L’énergie a été l’un des premiers secteurs pour lequel le mot a été mobilisé comme enjeu collectif. Fondée en 2001, l’association négaWatt l’emploie pour désigner une stratégie de réduction de la consommation d’énergie dans le cadre de la transition écologique. Ce mot sera davantage utilisé dans la presse après la signature de l’Accord de Paris en 2015 pour qualifier une modération de la production et de la consommation.
Depuis le discours du président de la République du 14 juillet 2022 s’est produit un glissement sémantique, le mot désignant une justification pour gérer la crise énergétique liée à la guerre en Ukraine. Il s’agit maintenant de modérer l’usage de l’énergie en raison d’une crise et l’objectif initial, protéger le vivant, est mis de côté dans les discours… temporairement, on l’espère.
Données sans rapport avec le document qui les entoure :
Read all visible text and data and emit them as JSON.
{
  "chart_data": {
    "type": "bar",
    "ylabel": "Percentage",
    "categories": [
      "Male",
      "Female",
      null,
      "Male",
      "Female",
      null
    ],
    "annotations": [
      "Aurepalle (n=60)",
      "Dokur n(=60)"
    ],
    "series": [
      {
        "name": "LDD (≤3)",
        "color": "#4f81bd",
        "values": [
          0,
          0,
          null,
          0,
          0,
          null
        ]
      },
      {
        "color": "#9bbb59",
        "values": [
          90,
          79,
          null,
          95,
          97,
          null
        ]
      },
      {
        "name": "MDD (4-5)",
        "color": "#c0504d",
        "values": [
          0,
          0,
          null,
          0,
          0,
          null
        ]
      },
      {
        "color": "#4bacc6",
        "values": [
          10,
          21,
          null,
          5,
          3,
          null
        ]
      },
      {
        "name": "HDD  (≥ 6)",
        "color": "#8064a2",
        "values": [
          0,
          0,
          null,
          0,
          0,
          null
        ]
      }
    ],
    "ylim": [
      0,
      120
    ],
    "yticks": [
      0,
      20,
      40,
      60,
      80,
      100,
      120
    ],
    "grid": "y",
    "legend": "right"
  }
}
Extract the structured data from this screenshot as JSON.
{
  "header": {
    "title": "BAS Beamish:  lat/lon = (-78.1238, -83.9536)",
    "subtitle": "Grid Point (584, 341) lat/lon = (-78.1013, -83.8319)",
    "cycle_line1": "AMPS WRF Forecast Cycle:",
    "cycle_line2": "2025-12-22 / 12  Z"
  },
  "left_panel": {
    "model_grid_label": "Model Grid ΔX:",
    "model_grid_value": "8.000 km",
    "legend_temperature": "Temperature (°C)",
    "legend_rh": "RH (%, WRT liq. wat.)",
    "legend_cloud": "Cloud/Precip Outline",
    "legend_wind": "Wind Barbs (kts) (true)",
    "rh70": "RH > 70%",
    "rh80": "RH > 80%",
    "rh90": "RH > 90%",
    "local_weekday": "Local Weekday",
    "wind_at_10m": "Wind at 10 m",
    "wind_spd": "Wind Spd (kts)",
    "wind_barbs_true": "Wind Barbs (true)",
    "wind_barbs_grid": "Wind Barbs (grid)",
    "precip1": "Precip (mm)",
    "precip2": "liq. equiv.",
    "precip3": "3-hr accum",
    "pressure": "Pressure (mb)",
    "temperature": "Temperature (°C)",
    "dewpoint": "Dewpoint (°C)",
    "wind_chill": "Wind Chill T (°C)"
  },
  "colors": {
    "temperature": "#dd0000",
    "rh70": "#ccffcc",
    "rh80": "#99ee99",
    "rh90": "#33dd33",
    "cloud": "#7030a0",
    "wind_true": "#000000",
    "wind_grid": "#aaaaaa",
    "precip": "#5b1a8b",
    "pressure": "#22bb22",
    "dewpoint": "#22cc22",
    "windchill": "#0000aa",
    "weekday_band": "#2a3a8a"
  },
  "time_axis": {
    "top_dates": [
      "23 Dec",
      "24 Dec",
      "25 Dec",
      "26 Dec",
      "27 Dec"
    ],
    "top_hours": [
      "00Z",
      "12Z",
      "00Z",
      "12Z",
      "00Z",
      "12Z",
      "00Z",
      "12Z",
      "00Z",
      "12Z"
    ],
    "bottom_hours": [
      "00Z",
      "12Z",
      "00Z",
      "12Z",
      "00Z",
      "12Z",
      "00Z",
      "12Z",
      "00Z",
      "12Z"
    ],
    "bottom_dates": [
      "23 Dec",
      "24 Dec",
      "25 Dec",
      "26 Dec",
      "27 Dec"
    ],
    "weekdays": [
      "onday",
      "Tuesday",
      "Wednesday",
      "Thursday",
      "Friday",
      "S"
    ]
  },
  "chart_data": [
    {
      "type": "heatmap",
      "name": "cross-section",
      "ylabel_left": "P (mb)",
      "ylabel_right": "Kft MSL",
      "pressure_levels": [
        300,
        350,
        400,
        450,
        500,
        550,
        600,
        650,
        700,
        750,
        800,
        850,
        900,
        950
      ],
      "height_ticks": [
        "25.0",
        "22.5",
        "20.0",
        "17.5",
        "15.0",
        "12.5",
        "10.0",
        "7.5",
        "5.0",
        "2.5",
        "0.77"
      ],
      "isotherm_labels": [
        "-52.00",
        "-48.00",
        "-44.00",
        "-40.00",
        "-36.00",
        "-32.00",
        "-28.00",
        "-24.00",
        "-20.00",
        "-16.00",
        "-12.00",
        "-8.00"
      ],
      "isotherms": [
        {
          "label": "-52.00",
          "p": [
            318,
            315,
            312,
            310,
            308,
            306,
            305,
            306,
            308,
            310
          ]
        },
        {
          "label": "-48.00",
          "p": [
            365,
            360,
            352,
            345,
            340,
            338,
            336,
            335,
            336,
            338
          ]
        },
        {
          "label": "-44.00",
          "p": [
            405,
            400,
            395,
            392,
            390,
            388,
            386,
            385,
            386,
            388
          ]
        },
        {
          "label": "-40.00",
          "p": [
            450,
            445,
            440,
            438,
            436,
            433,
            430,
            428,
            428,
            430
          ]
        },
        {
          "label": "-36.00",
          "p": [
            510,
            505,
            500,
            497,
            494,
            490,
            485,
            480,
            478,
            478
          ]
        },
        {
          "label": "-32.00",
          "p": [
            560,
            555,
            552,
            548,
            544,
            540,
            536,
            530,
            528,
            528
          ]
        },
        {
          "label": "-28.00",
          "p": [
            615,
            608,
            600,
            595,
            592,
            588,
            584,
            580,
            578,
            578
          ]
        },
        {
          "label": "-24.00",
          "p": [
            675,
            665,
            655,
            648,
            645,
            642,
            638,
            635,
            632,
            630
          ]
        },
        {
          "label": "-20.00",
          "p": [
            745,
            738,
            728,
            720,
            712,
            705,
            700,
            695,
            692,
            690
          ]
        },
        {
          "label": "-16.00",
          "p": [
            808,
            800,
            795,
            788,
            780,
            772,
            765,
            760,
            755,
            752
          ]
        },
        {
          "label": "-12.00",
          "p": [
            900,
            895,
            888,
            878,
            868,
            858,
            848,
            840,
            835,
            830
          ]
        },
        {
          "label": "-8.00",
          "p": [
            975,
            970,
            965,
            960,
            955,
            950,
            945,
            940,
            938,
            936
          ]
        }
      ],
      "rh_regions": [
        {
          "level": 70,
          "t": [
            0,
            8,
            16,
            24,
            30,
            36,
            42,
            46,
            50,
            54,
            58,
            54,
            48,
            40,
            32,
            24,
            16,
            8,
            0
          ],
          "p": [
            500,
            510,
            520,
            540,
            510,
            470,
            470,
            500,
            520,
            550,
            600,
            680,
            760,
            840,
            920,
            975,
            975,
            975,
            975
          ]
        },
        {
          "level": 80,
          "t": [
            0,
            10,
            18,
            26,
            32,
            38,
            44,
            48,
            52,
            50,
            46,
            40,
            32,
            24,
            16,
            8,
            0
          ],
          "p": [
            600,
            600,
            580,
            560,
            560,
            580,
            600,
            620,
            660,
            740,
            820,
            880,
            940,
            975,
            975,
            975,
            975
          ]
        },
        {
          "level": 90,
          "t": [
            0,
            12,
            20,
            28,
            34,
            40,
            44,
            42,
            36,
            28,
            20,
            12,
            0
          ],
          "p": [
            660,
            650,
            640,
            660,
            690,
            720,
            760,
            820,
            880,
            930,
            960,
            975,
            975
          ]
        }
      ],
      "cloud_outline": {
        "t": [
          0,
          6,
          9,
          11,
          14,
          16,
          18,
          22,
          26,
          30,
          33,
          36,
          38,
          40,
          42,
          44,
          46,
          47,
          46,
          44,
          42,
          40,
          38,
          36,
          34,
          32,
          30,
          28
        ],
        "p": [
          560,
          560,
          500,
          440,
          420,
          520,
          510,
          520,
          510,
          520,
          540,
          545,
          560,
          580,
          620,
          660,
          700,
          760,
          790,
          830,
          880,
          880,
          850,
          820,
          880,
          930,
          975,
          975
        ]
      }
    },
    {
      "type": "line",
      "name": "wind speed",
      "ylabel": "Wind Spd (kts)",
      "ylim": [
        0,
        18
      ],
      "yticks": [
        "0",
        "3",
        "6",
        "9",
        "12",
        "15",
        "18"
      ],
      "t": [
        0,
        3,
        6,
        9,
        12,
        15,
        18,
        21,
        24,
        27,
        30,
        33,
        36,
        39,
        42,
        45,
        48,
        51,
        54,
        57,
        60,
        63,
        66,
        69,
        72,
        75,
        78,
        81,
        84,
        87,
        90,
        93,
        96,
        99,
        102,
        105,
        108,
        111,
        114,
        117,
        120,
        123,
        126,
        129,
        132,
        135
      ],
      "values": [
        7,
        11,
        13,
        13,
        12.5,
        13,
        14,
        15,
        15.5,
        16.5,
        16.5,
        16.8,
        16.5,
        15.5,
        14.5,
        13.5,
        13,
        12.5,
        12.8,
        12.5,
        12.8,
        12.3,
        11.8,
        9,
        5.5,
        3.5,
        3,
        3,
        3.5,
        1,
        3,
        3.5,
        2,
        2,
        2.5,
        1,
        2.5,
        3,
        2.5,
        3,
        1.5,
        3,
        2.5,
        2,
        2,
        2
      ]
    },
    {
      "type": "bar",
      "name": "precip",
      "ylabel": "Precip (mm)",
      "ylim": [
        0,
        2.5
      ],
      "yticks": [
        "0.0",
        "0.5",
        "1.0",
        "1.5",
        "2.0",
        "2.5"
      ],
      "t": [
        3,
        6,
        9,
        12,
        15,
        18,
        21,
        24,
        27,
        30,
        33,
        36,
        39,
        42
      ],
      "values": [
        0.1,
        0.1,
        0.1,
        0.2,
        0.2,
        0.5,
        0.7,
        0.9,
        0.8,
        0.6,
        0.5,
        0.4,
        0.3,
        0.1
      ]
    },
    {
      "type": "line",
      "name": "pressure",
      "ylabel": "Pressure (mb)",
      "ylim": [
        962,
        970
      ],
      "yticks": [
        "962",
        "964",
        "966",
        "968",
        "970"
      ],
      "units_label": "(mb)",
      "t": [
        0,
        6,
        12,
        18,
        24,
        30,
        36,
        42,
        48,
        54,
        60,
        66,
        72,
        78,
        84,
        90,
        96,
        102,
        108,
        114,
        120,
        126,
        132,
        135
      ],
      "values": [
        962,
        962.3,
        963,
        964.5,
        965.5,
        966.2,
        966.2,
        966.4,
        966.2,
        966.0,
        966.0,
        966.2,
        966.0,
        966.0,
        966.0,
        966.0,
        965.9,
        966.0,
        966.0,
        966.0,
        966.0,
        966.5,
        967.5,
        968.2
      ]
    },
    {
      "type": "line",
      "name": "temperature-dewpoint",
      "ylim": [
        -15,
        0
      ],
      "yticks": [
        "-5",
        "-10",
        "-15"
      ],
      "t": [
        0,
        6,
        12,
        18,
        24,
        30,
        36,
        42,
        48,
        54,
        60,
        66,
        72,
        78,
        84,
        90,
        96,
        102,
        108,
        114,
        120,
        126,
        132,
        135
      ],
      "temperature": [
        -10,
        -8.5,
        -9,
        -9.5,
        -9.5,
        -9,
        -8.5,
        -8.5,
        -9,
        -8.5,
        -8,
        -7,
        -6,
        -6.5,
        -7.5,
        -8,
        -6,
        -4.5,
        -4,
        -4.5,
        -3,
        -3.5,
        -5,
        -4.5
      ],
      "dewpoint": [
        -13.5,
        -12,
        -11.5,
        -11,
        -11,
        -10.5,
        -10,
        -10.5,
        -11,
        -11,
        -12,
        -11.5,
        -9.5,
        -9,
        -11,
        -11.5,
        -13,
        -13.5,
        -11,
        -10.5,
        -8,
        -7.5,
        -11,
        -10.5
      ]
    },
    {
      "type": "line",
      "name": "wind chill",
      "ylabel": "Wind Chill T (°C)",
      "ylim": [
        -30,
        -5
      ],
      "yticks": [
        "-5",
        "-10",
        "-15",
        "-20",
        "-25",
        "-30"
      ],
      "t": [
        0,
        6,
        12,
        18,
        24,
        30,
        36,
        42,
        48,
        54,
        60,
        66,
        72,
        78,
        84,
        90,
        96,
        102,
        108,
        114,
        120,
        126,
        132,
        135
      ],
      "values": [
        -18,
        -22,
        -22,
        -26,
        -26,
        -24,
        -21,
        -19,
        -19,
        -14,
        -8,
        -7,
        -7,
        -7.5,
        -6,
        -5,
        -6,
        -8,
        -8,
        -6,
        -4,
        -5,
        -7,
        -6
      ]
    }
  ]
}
Cette sobriété est contrainte (on doit désormais chauffer à 19 degrés Celsius nos maisons), alors qu’adopter un mode de vie sobre évoquait une façon de repenser sa façon de vivre et de lui trouver du sens.
Finalement, quelle définition retenir de la sobriété ? C’est un mode de vie, une façon d’être qui repose sur la modération de la production et de la consommation de biens et de services afin de limiter les conséquences négatives des activités humaines sur le vivant. Il ne s’agit pas tant de ne plus faire, par exemple ne plus partir en vacances, que de faire différemment – partir en vacances en Europe en train, par exemple. La sobriété est transversale à un ensemble de secteurs, que ce soit les bâtiments (les isoler pour utiliser moins d’énergie, mais aussi adapter le nombre de mètres carrés au nombre d’habitants) ; les terri toires (prévoir des pistes cyclables ou installer des panneaux solaires pour chauffer des bâtiments publics) ; l’alimentation, ce qui nécessite de repenser les modèles agricoles ; la mobi lité (privilégier celle dite douce plutôt que les véhicules motorisés) ; le numérique en adoptant des écogestes, le plus important étant de limiter le renouvellement des appareils électroniques, ou encore de diminuer la consommation de biens et de services.